Although within Hinduism (a loosely knit tradition with no centralized authority) one does not see large-scale organized charity, Hindu religious movements such as the Ramakrishna Mission, Swaminarayan, Sri Satya Sai Baba, Chinmaya Mission, Hindu ashrams, International Society for Krishna Consciousness (ISKCON) and other organizations are actively involved in charitable work – in providing for educational, medical and other basic needs. The Bhagavadgita urges people to act selflessly for the welfare of others: ‘Strive constantly to serve the welfare of the world; by devotion to selfless work one attains to the supreme goal in life. Do your work with the welfare of others in mind’ (3.19-26).
1 A K Bajaj and M D Srinivas, ‘Annam Bahu Kurvita: The Indian tradition of growing
and sharing food’, Manushi, nos 92-93, January-April 1996, pp16-20.
2 Quoted by Ranchor Prime in Hinduism and Ecology: Seeds of truth (1992) Cassell, London, p63.
3 Quoted in Resurgence 143, 1991, p11.
Sharada Sugirtharajah is a lecturer at the School of Historical Studies, University of Birmingham. She can be contacted by email at V.S.Sugirtharajah@bham.ac.uk
The gods have not ordained that humans die of hunger;
even to the well-fed man death comes in many shapes.

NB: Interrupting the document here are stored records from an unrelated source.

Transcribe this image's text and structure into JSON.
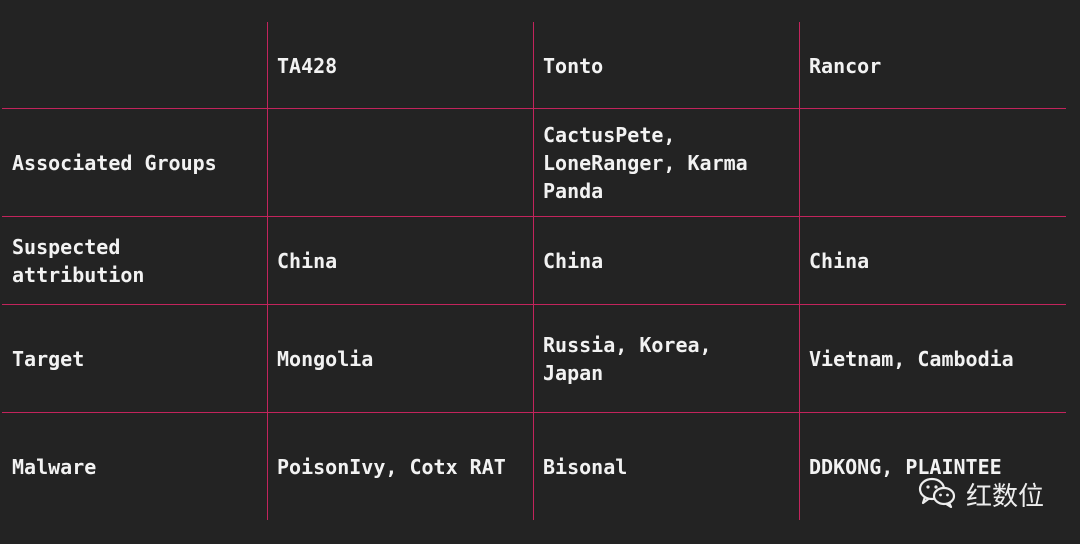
{
  "table": {
    "headers": [
      "",
      "TA428",
      "Tonto",
      "Rancor"
    ],
    "rows": [
      {
        "label": "Associated Groups",
        "ta428": "",
        "tonto": "CactusPete,\nLoneRanger, Karma\nPanda",
        "rancor": ""
      },
      {
        "label": "Suspected\nattribution",
        "ta428": "China",
        "tonto": "China",
        "rancor": "China"
      },
      {
        "label": "Target",
        "ta428": "Mongolia",
        "tonto": "Russia, Korea,\nJapan",
        "rancor": "Vietnam, Cambodia"
      },
      {
        "label": "Malware",
        "ta428": "PoisonIvy, Cotx RAT",
        "tonto": "Bisonal",
        "rancor": "DDKONG, PLAINTEE"
      }
    ]
  },
  "watermark": {
    "icon": "wechat-icon",
    "text": "红数位"
  },
  "colors": {
    "background": "#232323",
    "grid_lines": "#c2245c",
    "text": "#f2f2f2"
  }
}
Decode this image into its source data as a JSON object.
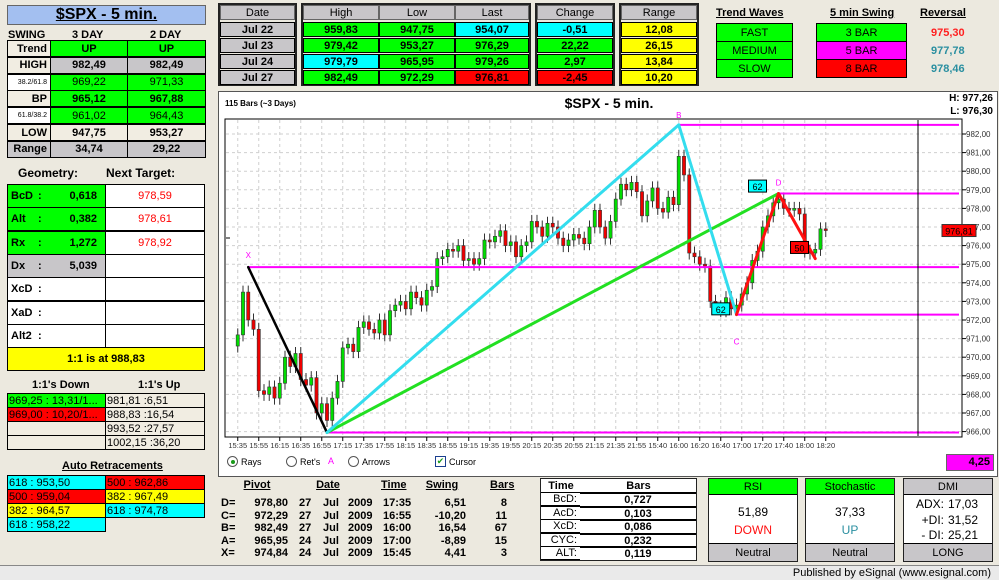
{
  "colors": {
    "green": "#00ff00",
    "cyan": "#00ffff",
    "red": "#ff0000",
    "yellow": "#ffff00",
    "magenta": "#ff00ff",
    "gray": "#c8c6c9",
    "cream": "#f1ede2",
    "white": "#ffffff",
    "blue": "#a3bff0"
  },
  "left": {
    "title": "$SPX - 5 min.",
    "swing_label": "SWING",
    "col_headers": [
      "3 DAY",
      "2 DAY"
    ],
    "rows": [
      {
        "label": "Trend",
        "values": [
          "UP",
          "UP"
        ],
        "lbg": "#f1ede2",
        "bg": "#00ff00"
      },
      {
        "label": "HIGH",
        "values": [
          "982,49",
          "982,49"
        ],
        "lbg": "#f1ede2",
        "bg": "#c8c6c9"
      },
      {
        "label": "38.2/61.8",
        "values": [
          "969,22",
          "971,33"
        ],
        "lbg": "#ffffff",
        "bg": "#00ff00"
      },
      {
        "label": "BP",
        "values": [
          "965,12",
          "967,88"
        ],
        "lbg": "#f1ede2",
        "bg": "#00ff00"
      },
      {
        "label": "61.8/38.2",
        "values": [
          "961,02",
          "964,43"
        ],
        "lbg": "#ffffff",
        "bg": "#00ff00"
      },
      {
        "label": "LOW",
        "values": [
          "947,75",
          "953,27"
        ],
        "lbg": "#f1ede2",
        "bg": "#f1ede2"
      },
      {
        "label": "Range",
        "values": [
          "34,74",
          "29,22"
        ],
        "lbg": "#c8c6c9",
        "bg": "#c8c6c9"
      }
    ]
  },
  "geometry": {
    "title": "Geometry:",
    "target_title": "Next Target:",
    "rows": [
      {
        "label": "BcD",
        "sep": ":",
        "value": "0,618",
        "target": "978,59",
        "bg": "#00ff00"
      },
      {
        "label": "Alt",
        "sep": ":",
        "value": "0,382",
        "target": "978,61",
        "bg": "#00ff00"
      },
      {
        "label": "Rx",
        "sep": ":",
        "value": "1,272",
        "target": "978,92",
        "bg": "#00ff00"
      },
      {
        "label": "Dx",
        "sep": ":",
        "value": "5,039",
        "target": "",
        "bg": "#c8c6c9"
      },
      {
        "label": "XcD",
        "sep": ":",
        "value": "",
        "target": "",
        "bg": "#ffffff"
      },
      {
        "label": "XaD",
        "sep": ":",
        "value": "",
        "target": "",
        "bg": "#ffffff"
      },
      {
        "label": "Alt2",
        "sep": ":",
        "value": "",
        "target": "",
        "bg": "#ffffff"
      }
    ],
    "one_to_one": "1:1 is at 988,83"
  },
  "ones": {
    "down_title": "1:1's Down",
    "up_title": "1:1's Up",
    "down": [
      {
        "text": "969,25 : 13,31/1...",
        "bg": "#00ff00"
      },
      {
        "text": "969,00 : 10,20/1...",
        "bg": "#ff0000"
      },
      {
        "text": "",
        "bg": "#f1ede2"
      },
      {
        "text": "",
        "bg": "#f1ede2"
      }
    ],
    "up": [
      {
        "text": "981,81 :6,51"
      },
      {
        "text": "988,83 :16,54"
      },
      {
        "text": "993,52 :27,57"
      },
      {
        "text": "1002,15 :36,20"
      }
    ]
  },
  "retracements": {
    "title": "Auto Retracements",
    "left": [
      {
        "text": "618 : 953,50",
        "bg": "#00ffff"
      },
      {
        "text": "500 : 959,04",
        "bg": "#ff0000"
      },
      {
        "text": "382 : 964,57",
        "bg": "#ffff00"
      },
      {
        "text": "618 : 958,22",
        "bg": "#00ffff"
      }
    ],
    "right": [
      {
        "text": "500 : 962,86",
        "bg": "#ff0000"
      },
      {
        "text": "382 : 967,49",
        "bg": "#ffff00"
      },
      {
        "text": "618 : 974,78",
        "bg": "#00ffff"
      }
    ]
  },
  "daily": {
    "headers": {
      "date": "Date",
      "high": "High",
      "low": "Low",
      "last": "Last",
      "change": "Change",
      "range": "Range"
    },
    "rows": [
      {
        "date": "Jul  22",
        "high": "959,83",
        "low": "947,75",
        "last": "954,07",
        "change": "-0,51",
        "range": "12,08",
        "bg": [
          "#00ff00",
          "#00ff00",
          "#00ffff",
          "#00ffff",
          "#ffff00"
        ]
      },
      {
        "date": "Jul  23",
        "high": "979,42",
        "low": "953,27",
        "last": "976,29",
        "change": "22,22",
        "range": "26,15",
        "bg": [
          "#00ff00",
          "#00ff00",
          "#00ff00",
          "#00ff00",
          "#ffff00"
        ]
      },
      {
        "date": "Jul  24",
        "high": "979,79",
        "low": "965,95",
        "last": "979,26",
        "change": "2,97",
        "range": "13,84",
        "bg": [
          "#00ffff",
          "#00ff00",
          "#00ff00",
          "#00ff00",
          "#ffff00"
        ]
      },
      {
        "date": "Jul  27",
        "high": "982,49",
        "low": "972,29",
        "last": "976,81",
        "change": "-2,45",
        "range": "10,20",
        "bg": [
          "#00ff00",
          "#00ff00",
          "#ff0000",
          "#ff0000",
          "#ffff00"
        ]
      }
    ]
  },
  "waves": {
    "trend_title": "Trend Waves",
    "swing_title": "5 min Swing",
    "reversal_title": "Reversal",
    "trend": [
      {
        "label": "FAST",
        "bg": "#00ff00"
      },
      {
        "label": "MEDIUM",
        "bg": "#00ff00"
      },
      {
        "label": "SLOW",
        "bg": "#00ff00"
      }
    ],
    "swing": [
      {
        "label": "3 BAR",
        "bg": "#00ff00"
      },
      {
        "label": "5 BAR",
        "bg": "#ff00ff"
      },
      {
        "label": "8 BAR",
        "bg": "#ff0000"
      }
    ],
    "reversal": [
      {
        "value": "975,30",
        "color": "#ff2020"
      },
      {
        "value": "977,78",
        "color": "#2a8fa0"
      },
      {
        "value": "978,46",
        "color": "#2a8fa0"
      }
    ]
  },
  "chart": {
    "bars_info": "115 Bars (~3 Days)",
    "title": "$SPX - 5 min.",
    "high": "H: 977,26",
    "low": "L: 976,30",
    "last_price": "976,81",
    "y_ticks": [
      "982,00",
      "981,00",
      "980,00",
      "979,00",
      "978,00",
      "977,00",
      "976,00",
      "975,00",
      "974,00",
      "973,00",
      "972,00",
      "971,00",
      "970,00",
      "969,00",
      "968,00",
      "967,00",
      "966,00"
    ],
    "y_tick_values": [
      982,
      981,
      980,
      979,
      978,
      977,
      976,
      975,
      974,
      973,
      972,
      971,
      970,
      969,
      968,
      967,
      966
    ],
    "x_ticks": [
      "15:35",
      "15:55",
      "16:15",
      "16:35",
      "16:55",
      "17:15",
      "17:35",
      "17:55",
      "18:15",
      "18:35",
      "18:55",
      "19:15",
      "19:35",
      "19:55",
      "20:15",
      "20:35",
      "20:55",
      "21:15",
      "21:35",
      "21:55",
      "15:40",
      "16:00",
      "16:20",
      "16:40",
      "17:00",
      "17:20",
      "17:40",
      "18:00",
      "18:20"
    ],
    "bars_per_tick": 4,
    "closes": [
      971.2,
      973.5,
      972.0,
      971.5,
      968.2,
      968.0,
      968.4,
      967.8,
      968.6,
      970.0,
      969.5,
      970.2,
      968.8,
      968.5,
      968.9,
      967.0,
      967.5,
      966.6,
      967.8,
      968.7,
      970.5,
      970.7,
      970.3,
      971.6,
      971.9,
      971.5,
      971.3,
      972.0,
      971.2,
      972.5,
      972.8,
      973.0,
      972.6,
      973.5,
      973.2,
      972.8,
      973.6,
      973.8,
      975.3,
      975.4,
      975.8,
      975.7,
      976.0,
      975.2,
      975.3,
      975.0,
      975.3,
      976.3,
      976.2,
      976.5,
      976.8,
      976.0,
      976.2,
      975.4,
      976.0,
      976.2,
      977.3,
      977.0,
      976.5,
      977.2,
      977.0,
      976.4,
      976.0,
      976.3,
      976.6,
      976.4,
      976.1,
      977.0,
      977.9,
      977.0,
      976.4,
      977.3,
      978.5,
      979.3,
      979.0,
      979.4,
      978.9,
      977.6,
      978.4,
      979.1,
      978.0,
      977.8,
      978.6,
      978.2,
      980.8,
      979.8,
      975.6,
      975.4,
      975.0,
      974.9,
      973.0,
      972.7,
      972.5,
      973.2,
      972.6,
      972.8,
      973.4,
      974.0,
      975.2,
      975.7,
      977.0,
      977.6,
      978.3,
      978.5,
      978.0,
      977.9,
      978.0,
      977.7,
      975.7,
      975.6,
      975.8,
      976.9,
      976.81
    ],
    "pivots": {
      "X": {
        "bar": 2,
        "price": 974.84
      },
      "A": {
        "bar": 17,
        "price": 965.95
      },
      "B": {
        "bar": 84,
        "price": 982.49
      },
      "C": {
        "bar": 95,
        "price": 972.29
      },
      "D": {
        "bar": 103,
        "price": 978.8
      },
      "E": {
        "bar": 110,
        "price": 975.3
      }
    },
    "tags": [
      {
        "text": "62",
        "bg": "#00ffff",
        "bar": 99,
        "price": 979.2
      },
      {
        "text": "62",
        "bg": "#00ffff",
        "bar": 92,
        "price": 972.6
      },
      {
        "text": "50",
        "bg": "#ff0000",
        "bar": 107,
        "price": 975.9
      }
    ],
    "controls": {
      "rays": "Rays",
      "rets": "Ret's",
      "arrows": "Arrows",
      "cursor": "Cursor",
      "cursor_check": "✔",
      "a_label": "A"
    },
    "readout": "4,25"
  },
  "pivot_table": {
    "headers": {
      "pivot": "Pivot",
      "date": "Date",
      "time": "Time",
      "swing": "Swing",
      "bars": "Bars"
    },
    "rows": [
      {
        "label": "D=",
        "price": "978,80",
        "day": "27",
        "month": "Jul",
        "year": "2009",
        "time": "17:35",
        "swing": "6,51",
        "bars": "8"
      },
      {
        "label": "C=",
        "price": "972,29",
        "day": "27",
        "month": "Jul",
        "year": "2009",
        "time": "16:55",
        "swing": "-10,20",
        "bars": "11"
      },
      {
        "label": "B=",
        "price": "982,49",
        "day": "27",
        "month": "Jul",
        "year": "2009",
        "time": "16:00",
        "swing": "16,54",
        "bars": "67"
      },
      {
        "label": "A=",
        "price": "965,95",
        "day": "24",
        "month": "Jul",
        "year": "2009",
        "time": "17:00",
        "swing": "-8,89",
        "bars": "15"
      },
      {
        "label": "X=",
        "price": "974,84",
        "day": "24",
        "month": "Jul",
        "year": "2009",
        "time": "15:45",
        "swing": "4,41",
        "bars": "3"
      }
    ]
  },
  "ratio_table": {
    "headers": {
      "time": "Time",
      "bars": "Bars"
    },
    "rows": [
      {
        "label": "BcD:",
        "value": "0,727"
      },
      {
        "label": "AcD:",
        "value": "0,103"
      },
      {
        "label": "XcD:",
        "value": "0,086"
      },
      {
        "label": "CYC:",
        "value": "0,232"
      },
      {
        "label": "ALT:",
        "value": "0,119"
      }
    ]
  },
  "indicators": {
    "rsi": {
      "title": "RSI",
      "value": "51,89",
      "direction": "DOWN",
      "status": "Neutral"
    },
    "stoch": {
      "title": "Stochastic",
      "value": "37,33",
      "direction": "UP",
      "status": "Neutral"
    },
    "dmi": {
      "title": "DMI",
      "adx_label": "ADX:",
      "adx": "17,03",
      "pdi_label": "+DI:",
      "pdi": "31,52",
      "mdi_label": "- DI:",
      "mdi": "25,21",
      "status": "LONG"
    }
  },
  "footer": "Published by eSignal (www.esignal.com)"
}
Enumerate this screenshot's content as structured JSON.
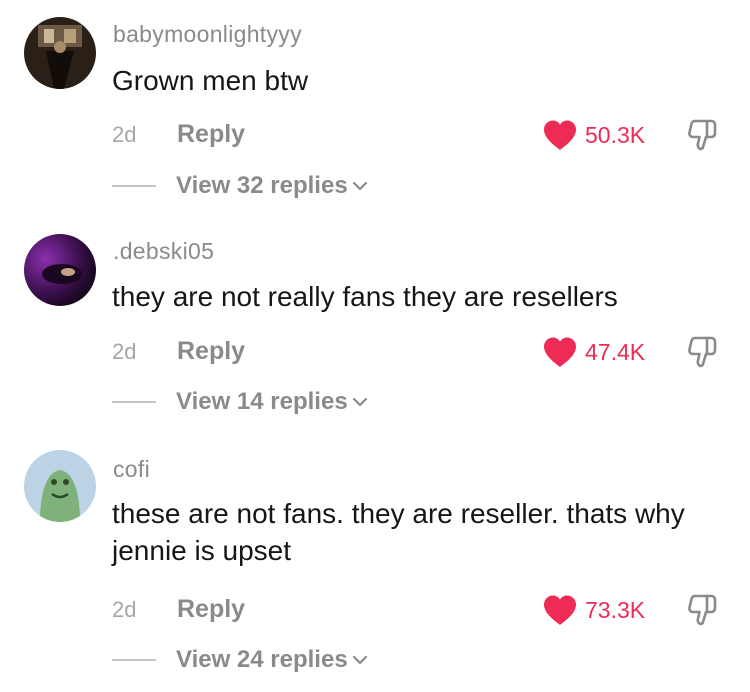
{
  "comments": [
    {
      "username": "babymoonlightyyy",
      "text": "Grown men btw",
      "date": "2d",
      "reply_label": "Reply",
      "likes": "50.3K",
      "view_replies": "View 32 replies"
    },
    {
      "username": ".debski05",
      "text": "they are not really fans they are resellers",
      "date": "2d",
      "reply_label": "Reply",
      "likes": "47.4K",
      "view_replies": "View 14 replies"
    },
    {
      "username": "cofi",
      "text": "these are not fans. they are reseller. thats why jennie is upset",
      "date": "2d",
      "reply_label": "Reply",
      "likes": "73.3K",
      "view_replies": "View 24 replies"
    }
  ],
  "colors": {
    "like_accent": "#ee2b55",
    "secondary_text": "#8a8a8a",
    "primary_text": "#161616"
  },
  "icons": {
    "like": "heart-icon",
    "dislike": "thumbs-down-icon",
    "expand": "chevron-down-icon"
  }
}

The wealth of the generous man never wastes away,
but the niggard has none to console him.
He who, possessed of food, hardens his heart
against the weak man, hungry and suffering,
who comes to him for help, though of old he helped him –
surely he finds none to console him. …
In vain does the mean man acquire food;
it is – I speak the truth – verily his death;
he who does not cherish a comrade or a friend,
who eats all alone, is all sin.
Rig Veda 10.117.1-2,6
The story of King Rantideva
Dana includes selfless service or seva to those in need. Most Hindus are familiar with the story of King Rantideva, who was known for his generosity. When his kingdom was struck by a devastating famine, he wanted to share the suffering of his subjects and so fasted for 48 days until all his people were fed. When he was about to break his fast with a glass of water he heard the cry of a thirsty man. He gave his glass of water to the man. As he was about to take a morsel of food, there appeared an unexpected hungry guest to whom he gave it. The compassionate king remarked to his ministers, who were concerned about his welfare: ‘I do not desire from God the great state attended by divine powers or even deliverance from rebirth. Establishing myself in the hearts of all beings, I take on myself their suffering so that they may be rid of their misery.’